Thought of the day
26.07 - Dollar descending
The dollar's decline has been swift and broad, depreciating over the last five sessions against all of its G10 peers. EURUSD briefly spiked above 1.17 on 25 July, while the trade-weighted dollar is down some 7% from its December 2016 peak. Net long USD positions have fallen to a three-year low, while net long euro bets are at a decade peak. This might suggest the bulk of the trade is done.
But we still see room for the dollar to decline further:
- US inflation has been weak, falling below expectations for four straight months, adding to a dovish tilt in recent Fed commentary.
- Hopes for US reforms and stimulus are fading, with the White House preoccupied by allegations of links to Russia and the Republican Party so far unable to agree on a healthcare reform plan. While the S&P 500 hit a record high on 25 July, currency traders have been more sensitive to political events.
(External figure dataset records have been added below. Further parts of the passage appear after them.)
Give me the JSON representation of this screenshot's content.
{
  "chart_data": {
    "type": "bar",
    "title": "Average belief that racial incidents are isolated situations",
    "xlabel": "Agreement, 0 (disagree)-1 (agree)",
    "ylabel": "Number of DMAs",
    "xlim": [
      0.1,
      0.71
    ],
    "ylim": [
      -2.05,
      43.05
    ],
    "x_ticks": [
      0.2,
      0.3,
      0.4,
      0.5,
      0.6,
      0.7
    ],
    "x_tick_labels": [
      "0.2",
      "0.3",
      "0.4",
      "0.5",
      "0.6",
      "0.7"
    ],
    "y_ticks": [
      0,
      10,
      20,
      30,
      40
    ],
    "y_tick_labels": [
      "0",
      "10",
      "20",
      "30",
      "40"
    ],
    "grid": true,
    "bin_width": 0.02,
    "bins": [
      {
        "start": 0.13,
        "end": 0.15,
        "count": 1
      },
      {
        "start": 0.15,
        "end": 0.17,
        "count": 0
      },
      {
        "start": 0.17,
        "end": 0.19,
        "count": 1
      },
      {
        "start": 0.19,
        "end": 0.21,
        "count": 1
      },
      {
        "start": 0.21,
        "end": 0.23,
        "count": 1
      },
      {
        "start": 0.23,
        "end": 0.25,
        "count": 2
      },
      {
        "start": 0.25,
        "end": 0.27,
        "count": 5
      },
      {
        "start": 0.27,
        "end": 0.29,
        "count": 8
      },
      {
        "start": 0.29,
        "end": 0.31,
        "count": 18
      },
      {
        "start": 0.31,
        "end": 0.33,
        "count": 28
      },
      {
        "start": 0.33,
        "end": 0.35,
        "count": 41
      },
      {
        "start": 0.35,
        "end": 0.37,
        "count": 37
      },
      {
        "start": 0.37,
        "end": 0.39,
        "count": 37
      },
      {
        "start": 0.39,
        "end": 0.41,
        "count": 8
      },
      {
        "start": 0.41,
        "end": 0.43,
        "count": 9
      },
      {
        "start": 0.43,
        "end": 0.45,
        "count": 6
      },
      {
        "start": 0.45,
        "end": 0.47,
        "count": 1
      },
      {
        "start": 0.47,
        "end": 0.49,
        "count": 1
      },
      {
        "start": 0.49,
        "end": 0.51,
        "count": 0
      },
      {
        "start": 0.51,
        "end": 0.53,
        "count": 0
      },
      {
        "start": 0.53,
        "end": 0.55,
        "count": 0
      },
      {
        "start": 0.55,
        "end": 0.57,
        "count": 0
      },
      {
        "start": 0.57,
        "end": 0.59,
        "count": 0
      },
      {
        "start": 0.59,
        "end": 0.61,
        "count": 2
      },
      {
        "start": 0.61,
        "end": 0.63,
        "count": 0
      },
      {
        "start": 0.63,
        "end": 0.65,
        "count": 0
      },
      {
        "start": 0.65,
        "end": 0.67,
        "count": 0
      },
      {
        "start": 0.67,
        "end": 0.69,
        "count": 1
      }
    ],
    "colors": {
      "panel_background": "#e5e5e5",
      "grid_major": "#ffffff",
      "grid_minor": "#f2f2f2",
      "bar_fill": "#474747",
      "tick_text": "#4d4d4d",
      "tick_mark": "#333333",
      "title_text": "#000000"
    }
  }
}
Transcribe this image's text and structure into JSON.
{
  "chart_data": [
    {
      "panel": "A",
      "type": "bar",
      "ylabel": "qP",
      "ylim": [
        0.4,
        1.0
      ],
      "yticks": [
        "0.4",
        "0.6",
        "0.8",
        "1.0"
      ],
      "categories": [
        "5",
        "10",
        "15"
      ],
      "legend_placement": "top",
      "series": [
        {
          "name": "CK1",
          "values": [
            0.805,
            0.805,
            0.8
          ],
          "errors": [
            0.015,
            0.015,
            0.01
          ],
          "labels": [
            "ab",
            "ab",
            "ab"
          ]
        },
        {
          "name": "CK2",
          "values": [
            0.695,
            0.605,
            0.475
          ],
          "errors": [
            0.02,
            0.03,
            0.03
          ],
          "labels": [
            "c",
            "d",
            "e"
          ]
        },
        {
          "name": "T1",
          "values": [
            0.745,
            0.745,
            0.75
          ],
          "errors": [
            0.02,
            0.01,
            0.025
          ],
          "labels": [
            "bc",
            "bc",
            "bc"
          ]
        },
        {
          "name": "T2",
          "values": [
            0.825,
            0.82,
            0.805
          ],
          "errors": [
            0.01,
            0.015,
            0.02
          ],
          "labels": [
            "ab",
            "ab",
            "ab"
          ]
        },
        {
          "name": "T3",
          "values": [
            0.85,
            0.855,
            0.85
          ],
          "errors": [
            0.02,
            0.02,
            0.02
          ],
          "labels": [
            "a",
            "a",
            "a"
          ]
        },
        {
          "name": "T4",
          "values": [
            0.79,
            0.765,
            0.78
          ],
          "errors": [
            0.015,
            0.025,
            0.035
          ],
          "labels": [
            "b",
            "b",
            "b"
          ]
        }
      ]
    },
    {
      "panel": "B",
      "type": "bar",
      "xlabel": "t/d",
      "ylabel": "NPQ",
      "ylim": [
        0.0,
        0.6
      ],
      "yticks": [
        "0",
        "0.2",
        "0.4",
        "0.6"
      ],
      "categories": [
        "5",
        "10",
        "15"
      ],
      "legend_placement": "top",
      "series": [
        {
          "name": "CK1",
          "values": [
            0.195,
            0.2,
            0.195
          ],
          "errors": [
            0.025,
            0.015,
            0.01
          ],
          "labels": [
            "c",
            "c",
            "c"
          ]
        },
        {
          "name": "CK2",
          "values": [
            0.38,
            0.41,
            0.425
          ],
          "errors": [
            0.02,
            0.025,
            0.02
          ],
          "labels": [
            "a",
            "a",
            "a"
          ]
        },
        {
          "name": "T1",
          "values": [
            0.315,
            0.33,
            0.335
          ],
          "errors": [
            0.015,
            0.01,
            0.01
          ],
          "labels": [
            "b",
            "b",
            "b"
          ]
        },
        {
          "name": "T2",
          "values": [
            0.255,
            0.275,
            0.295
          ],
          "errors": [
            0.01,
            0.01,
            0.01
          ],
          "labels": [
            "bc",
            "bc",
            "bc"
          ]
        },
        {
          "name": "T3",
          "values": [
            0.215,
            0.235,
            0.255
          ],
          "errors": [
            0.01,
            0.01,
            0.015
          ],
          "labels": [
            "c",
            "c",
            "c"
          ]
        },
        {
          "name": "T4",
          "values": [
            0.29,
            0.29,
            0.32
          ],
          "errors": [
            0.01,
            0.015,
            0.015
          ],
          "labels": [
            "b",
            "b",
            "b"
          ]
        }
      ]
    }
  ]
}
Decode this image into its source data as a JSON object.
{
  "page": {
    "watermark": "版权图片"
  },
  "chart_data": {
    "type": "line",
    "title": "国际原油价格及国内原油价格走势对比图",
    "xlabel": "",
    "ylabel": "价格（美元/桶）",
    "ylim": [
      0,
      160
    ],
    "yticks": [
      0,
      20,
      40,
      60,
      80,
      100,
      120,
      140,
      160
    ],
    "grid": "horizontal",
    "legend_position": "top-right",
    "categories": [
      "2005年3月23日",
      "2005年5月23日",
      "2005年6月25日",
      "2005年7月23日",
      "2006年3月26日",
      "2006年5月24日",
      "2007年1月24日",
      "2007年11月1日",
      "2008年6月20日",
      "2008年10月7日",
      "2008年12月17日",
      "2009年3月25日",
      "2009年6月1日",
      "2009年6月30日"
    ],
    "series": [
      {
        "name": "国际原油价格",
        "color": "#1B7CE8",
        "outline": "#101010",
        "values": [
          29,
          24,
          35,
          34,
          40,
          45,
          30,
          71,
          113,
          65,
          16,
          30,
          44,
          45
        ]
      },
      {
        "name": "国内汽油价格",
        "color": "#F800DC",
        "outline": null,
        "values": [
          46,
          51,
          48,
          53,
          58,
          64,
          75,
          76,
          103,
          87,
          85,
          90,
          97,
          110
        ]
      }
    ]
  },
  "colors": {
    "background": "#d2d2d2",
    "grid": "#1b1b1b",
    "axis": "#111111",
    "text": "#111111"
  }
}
- Even after its recent decline, the dollar remains overvalued against the euro by some 7%, with our fair value estimate for EURUSD at 1.25.
We continue to prefer the euro over the dollar, and forecast EURUSD at 1.20 over 12 months. The dollar's descent could accelerate if the FOMC offers fresh dovish commentary on 26 July, or if President Trump's political challenges intensify. In contrast, we may reconsider our position if EURUSD moves past 1.20, or if the Fed adopts a more hawkish stance.